La neurociencia y la neurofisiología, a través del estudio de los procesos
químicos y biológicos del cerebro, contribuyen de manera decisiva al
entendimiento de su funcionamiento. Pero el estudio de la mente humana requiere
algo más que la observación de los datos, propia de las ciencias neurológicas.
El conocimiento de la persona humana no deriva sólo del la observación y del
análisis científico, sino también de la interconexión entre el estudio empírico
y la comprensión reflexiva.
Los mismos científicos perciben en el estudio de la mente humana el misterio de
una dimensión espiritual que trasciende la fisiología cerebral y que hace que
percibamos todas nuestras actividades como las de seres libres y autónomos,
capaces de la responsabilidad y del amor, y con una dignidad. Esto se constata
por el hecho de que habéis decidido ampliar vuestra investigación para incluir
aspectos sobre el aprendizaje y la educación, que son actividades
específicamente humanas. Por este motivo, vuestras consideraciones se concentran
no sólo en la vida biológica, común a todos los seres vivientes, sino que
incluyen además el trabajo de interpretación y evaluación de la mente humana.

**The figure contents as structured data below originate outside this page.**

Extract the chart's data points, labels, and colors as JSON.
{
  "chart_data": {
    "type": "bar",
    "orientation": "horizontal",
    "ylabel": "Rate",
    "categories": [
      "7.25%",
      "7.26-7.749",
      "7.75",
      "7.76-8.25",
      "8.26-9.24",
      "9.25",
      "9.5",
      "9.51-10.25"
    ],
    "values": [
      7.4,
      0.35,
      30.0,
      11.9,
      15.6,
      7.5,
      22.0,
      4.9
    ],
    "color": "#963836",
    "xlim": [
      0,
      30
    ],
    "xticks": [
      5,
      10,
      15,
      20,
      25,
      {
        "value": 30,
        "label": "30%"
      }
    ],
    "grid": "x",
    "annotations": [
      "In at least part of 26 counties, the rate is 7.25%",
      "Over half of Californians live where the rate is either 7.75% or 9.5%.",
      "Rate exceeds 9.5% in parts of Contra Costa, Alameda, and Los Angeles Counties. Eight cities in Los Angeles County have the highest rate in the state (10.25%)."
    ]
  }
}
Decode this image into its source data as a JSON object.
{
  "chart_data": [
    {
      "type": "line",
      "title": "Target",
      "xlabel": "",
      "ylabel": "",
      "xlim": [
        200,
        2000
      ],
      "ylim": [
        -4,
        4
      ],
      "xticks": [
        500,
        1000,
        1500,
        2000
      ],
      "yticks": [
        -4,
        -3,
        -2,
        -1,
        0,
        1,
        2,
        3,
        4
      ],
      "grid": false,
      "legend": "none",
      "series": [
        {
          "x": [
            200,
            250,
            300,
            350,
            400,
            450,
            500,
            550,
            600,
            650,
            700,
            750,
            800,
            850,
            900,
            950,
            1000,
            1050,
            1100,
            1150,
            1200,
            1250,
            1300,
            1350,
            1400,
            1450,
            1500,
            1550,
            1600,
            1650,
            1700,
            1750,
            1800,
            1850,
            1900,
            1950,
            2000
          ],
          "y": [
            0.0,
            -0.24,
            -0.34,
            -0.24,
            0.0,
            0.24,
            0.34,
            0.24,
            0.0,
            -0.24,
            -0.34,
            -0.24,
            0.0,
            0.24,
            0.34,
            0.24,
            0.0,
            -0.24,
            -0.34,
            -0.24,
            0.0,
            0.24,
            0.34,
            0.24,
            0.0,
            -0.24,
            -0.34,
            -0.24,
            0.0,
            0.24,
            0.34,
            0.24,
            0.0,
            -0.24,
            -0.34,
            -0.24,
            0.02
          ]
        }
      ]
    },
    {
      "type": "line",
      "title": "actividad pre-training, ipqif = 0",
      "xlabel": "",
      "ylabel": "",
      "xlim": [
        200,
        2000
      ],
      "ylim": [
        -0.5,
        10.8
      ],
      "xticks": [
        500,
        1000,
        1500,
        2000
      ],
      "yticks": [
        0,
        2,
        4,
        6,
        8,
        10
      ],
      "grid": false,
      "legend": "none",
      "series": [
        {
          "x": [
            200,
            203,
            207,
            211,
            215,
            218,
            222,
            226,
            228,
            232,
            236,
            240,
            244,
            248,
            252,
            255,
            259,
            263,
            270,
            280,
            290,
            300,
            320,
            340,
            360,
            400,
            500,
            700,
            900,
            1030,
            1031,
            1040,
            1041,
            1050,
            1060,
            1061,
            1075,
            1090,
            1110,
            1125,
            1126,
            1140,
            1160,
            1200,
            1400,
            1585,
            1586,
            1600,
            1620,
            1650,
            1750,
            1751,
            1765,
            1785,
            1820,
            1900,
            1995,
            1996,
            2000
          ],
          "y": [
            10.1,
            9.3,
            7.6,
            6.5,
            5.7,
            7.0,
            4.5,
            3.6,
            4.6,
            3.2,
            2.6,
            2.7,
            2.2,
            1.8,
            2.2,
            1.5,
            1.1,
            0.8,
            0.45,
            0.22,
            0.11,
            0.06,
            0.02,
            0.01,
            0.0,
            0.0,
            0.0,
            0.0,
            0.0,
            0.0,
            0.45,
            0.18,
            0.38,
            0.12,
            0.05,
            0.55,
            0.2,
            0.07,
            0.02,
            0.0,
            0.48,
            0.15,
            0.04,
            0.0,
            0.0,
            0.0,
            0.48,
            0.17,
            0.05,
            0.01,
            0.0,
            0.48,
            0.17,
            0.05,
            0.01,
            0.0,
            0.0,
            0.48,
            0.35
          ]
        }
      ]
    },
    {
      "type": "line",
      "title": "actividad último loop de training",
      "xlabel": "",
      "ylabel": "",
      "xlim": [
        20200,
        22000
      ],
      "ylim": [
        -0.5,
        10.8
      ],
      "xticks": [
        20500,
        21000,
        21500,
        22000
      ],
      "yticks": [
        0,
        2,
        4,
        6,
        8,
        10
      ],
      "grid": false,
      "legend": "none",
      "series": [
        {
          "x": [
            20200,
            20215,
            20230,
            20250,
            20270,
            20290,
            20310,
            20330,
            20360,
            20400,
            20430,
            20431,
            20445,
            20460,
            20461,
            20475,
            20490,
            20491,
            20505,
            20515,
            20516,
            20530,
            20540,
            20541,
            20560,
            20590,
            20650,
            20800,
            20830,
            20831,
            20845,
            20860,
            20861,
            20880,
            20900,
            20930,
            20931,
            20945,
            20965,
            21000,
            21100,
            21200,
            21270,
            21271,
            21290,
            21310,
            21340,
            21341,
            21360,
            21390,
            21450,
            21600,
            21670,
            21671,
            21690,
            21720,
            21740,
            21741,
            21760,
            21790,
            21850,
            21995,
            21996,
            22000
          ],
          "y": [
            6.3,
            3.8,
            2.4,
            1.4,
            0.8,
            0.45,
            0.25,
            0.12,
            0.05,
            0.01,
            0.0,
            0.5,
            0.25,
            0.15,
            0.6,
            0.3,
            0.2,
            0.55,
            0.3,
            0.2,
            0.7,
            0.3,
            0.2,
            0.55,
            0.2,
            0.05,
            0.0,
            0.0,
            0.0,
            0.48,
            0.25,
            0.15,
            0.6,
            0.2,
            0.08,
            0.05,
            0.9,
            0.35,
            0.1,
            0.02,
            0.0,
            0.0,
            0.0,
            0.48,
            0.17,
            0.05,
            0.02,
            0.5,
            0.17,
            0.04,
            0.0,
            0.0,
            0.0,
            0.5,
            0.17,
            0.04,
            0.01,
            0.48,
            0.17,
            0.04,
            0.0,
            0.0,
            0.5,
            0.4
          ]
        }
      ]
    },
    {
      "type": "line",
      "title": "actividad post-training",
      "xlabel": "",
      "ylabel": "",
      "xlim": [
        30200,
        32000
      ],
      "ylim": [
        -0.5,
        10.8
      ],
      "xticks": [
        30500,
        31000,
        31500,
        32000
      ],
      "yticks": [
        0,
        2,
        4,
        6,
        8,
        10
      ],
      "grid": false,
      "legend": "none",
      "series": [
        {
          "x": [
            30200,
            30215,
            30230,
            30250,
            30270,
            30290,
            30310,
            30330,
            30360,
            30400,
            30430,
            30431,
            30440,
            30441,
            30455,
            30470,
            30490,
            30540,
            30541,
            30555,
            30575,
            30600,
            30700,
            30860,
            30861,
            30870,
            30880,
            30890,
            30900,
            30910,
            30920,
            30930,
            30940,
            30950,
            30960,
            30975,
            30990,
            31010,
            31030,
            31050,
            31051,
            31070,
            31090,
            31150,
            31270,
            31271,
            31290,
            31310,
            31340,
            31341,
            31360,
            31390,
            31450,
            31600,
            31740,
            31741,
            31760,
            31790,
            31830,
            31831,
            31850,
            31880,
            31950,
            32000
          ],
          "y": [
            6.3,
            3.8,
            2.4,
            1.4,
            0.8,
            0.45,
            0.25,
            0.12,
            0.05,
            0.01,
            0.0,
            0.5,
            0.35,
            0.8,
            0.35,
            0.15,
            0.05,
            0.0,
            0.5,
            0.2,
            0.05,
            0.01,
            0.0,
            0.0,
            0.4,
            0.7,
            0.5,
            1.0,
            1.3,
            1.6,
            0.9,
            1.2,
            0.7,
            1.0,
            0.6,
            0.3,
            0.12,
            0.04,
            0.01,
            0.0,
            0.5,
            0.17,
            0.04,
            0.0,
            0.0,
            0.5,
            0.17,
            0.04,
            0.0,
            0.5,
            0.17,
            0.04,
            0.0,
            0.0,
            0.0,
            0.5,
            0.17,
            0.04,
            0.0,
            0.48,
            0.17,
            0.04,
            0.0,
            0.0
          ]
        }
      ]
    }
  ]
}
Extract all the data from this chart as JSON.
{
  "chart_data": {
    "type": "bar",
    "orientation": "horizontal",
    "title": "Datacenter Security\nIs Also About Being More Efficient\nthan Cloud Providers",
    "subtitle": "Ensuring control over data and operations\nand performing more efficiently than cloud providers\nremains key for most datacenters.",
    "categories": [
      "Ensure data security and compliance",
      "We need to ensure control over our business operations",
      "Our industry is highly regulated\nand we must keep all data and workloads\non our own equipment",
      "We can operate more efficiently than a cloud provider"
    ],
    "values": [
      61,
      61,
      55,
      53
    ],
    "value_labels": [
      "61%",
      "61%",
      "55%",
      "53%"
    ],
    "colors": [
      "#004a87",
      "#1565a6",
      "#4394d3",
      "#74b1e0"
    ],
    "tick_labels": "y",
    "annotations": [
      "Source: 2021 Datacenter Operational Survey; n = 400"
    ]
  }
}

Hoy día los científicos reconocen con frecuencia la necesidad de distinguir
entre mente y cerebro, o entre las acciones de la persona con voluntad libre y
los factores biológicos que constituyen la base de su intelecto y de su
capacidad de aprender. En esta distinción, que no debe ser una separación,
podemos ver el fundamento de esa dimensión espiritual propia de la persona
humana, que la Revelación bíblica ilustra como una relación especial con Dios
creador (Cf. Génesis 2, 7) a cuya imagen y semejanza todo hombre y mujer ha sido
hecho (Cf. Génesis 1, 26-27).
El segundo tema de vuestra reunión afecta a la «Tecnología sobre las células
estaminales y otras terapias innovadoras». La investigación en este campo ha
aumentado de manera comprensible en importancia en los recientes años a causa de
la esperanza que ofrece para la curación de enfermedades que afectan a muchas
personas. En otras ocasiones he afirmado que las células estaminales con
objetivos de experimentación o tratamiento no pueden proceder del tejidos de
embriones humanos. Por el contrario, he alentado la investigación con el tejido
adulto humano o con el tejido superfluo en el desarrollo normal del feto. Todo
tratamiento que reivindique la salvación de vidas humanas y que sin embargo se
base en la destrucción de la vida humana en su estado embrional es lógica y
moralmente contradictorio, como lo es la producción de embriones humanos con el
propósito directo o indirecto de la experimentación o incluso su eventual
destrucción.
Distinguidos amigos, al reiteraros mi agradecimiento por vuestra gran ayuda,
invoco sobre vosotros y sobre vuestras familias la bendición de Dios. Que
vuestro trabajo científico traiga abundantes frutos y las actividades de la
Academia Pontificia de las Ciencias sigan promoviendo el conocimiento de la
verdad y de la contribución al desarrollo de todos los pueblos.